The removal period begins to run on the latest of the following:

(i) The date the order of removal becomes administratively final.

(ii) If the removal order is judicially reviewed and if the court orders a stay of the removal of the alien, the date of the court's final order.

(iii) If the alien is detained or confined (except under an immigration process), the date the alien is released from detention or confinement.

8 U.S.C. § 1231(a)(1)(B) (emphasis added). At the conclusion of the ninety-day period, if the alien has not been removed and still remains in the United States, his post-removal-period detention may be continued only as long as "reasonably necessary" to effectuate his removal from the United States. Zadvydas, 533 U.S. at 689, 121 S.Ct. 2498. Alternatively, he may be released under the supervision of the Attorney General. See 8 U.S.C. §§1231(a)(3) and (6). The Supreme Court cautioned that "once removal is no longer reasonably foreseeable, continued detention is no longer authorized by [§ 1231(a)(6)]." Id. at 699, 121 S.Ct. at 2503. To assist habeas courts, the Supreme Court recognized that the presumptively reasonable period of post-removal-detention period pursuant to 8 U.S.C. § 1231(a)(6) to be six months. Id. at 701, 121 S.Ct. at 2505. Detention past this period "does not mean that every alien not removed must be released." Id. If at the conclusion of the six-month period, the alien provides good reason to believe that there is no significant likelihood of deportation in the reasonably foreseeable future, the burden shifts to the government to "respond with evidence sufficient to rebut that showing." Id.

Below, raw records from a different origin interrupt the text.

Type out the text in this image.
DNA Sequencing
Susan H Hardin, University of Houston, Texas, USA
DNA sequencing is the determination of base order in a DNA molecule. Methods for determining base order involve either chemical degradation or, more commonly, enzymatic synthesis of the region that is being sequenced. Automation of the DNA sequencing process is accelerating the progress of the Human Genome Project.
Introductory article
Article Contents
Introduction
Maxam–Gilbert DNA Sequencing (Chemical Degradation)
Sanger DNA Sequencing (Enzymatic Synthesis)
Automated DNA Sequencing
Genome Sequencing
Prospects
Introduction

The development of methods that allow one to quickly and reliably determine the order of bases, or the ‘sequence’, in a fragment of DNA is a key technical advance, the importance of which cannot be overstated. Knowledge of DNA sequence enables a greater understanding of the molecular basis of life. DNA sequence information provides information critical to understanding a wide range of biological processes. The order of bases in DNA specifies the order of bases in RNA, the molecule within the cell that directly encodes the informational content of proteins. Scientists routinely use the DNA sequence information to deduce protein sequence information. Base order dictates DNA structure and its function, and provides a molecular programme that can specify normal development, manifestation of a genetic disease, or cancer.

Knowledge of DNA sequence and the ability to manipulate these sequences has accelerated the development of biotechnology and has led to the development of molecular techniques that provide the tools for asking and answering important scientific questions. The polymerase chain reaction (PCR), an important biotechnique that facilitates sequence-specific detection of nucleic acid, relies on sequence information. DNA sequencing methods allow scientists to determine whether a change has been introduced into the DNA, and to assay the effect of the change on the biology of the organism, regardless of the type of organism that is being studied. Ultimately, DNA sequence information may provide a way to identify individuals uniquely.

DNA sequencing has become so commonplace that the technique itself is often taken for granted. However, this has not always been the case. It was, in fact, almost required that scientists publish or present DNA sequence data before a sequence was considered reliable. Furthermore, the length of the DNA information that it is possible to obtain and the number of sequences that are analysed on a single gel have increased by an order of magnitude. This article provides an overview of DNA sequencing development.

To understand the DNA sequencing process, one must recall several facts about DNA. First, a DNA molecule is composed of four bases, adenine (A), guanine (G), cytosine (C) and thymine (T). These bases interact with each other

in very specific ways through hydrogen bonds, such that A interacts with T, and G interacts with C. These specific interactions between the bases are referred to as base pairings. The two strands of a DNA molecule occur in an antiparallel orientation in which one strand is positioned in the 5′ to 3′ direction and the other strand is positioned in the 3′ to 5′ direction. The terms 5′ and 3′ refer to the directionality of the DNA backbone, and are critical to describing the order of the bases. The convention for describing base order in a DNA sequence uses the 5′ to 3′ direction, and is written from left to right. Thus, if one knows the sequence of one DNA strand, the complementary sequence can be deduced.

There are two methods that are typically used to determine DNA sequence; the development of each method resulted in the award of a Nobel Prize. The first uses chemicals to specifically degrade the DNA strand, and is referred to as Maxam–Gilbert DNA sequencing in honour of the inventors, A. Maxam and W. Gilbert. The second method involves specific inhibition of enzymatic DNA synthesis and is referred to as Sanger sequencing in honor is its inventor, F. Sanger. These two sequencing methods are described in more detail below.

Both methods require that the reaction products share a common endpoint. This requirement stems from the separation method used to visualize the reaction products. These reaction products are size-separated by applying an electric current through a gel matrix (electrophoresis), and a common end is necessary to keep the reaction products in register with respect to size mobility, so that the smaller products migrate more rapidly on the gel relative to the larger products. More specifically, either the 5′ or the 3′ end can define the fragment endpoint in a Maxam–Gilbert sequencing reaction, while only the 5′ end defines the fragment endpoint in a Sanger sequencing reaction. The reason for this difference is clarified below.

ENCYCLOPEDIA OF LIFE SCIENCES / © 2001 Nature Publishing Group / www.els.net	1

Here, at the commencement of this habeas matter, Petitioner's detention was pursuant to 8 U.S.C. 1226(c) as his removal proceedings were on going and no final order of removal had been entered. At that point, his removal was mandatory pursuant to 8 U.S.C. § 1226(c)(1)(B) as Mr. Ayodele stands convicted of offenses defined by § 1227(a)(2)(A)(ii), § 1227(a)(2)(A)(iii) and § 1227(a)(2)(B). However, since the filing of his Petition, a final order for his removal has been entered. Furthermore, Mr. Ayodele has filed an appeal of that order, which is not yet resolved. Thus, the Petitioner's removal period has not yet commenced. Likewise, the presumptively reasonable six month period of post-final-order detention has not yet expired. Because § 1231(a)(2) mandates detention during the removal period, his detention is statutorily authorized. His present day detention is "presumptively reasonable" because he has not yet been held for longer than six months. See Zadvydas, 533 U.S. at 701, 121 S.Ct. at 2505; Akinwale v. Ashcroft, 287 F.3d 1050, 1052 (11th Cir. 2002)("this six-month period thus must have expired at the time [petitioner's] § 2241 petition was filed in order to state a claim under Zadvydas."). Underscoring this holding is that his order of removal is not yet final triggering the removal period or the presumptively reasonable six month period of post-final-order detention. As the petition is premature, there is no need for the court to examine whether Petitioner has established "that there is no significant likelihood of [his] removal in the reasonably foreseeable future." Zadvydas, 533 U.S. at 701, 121. S.Ct. at 2505.

For the reasons set forth above, Petitioner's § 2241 petition will be dismissed without prejudice as premature.

An appropriate Order follows.

A. RICHARD CAPUTO United States District Judge


OLUSEGUN AYODELE, Petitioner v. ERIC HOLDER, ET AL., Respondents

CIVIL NO. 3:CV-11-0612 : (Judge Caputo)


1. The Petition for Writ of Habeas Corpus (doc. 1) is dismissed.

2. The Clerk of Court shall close this case.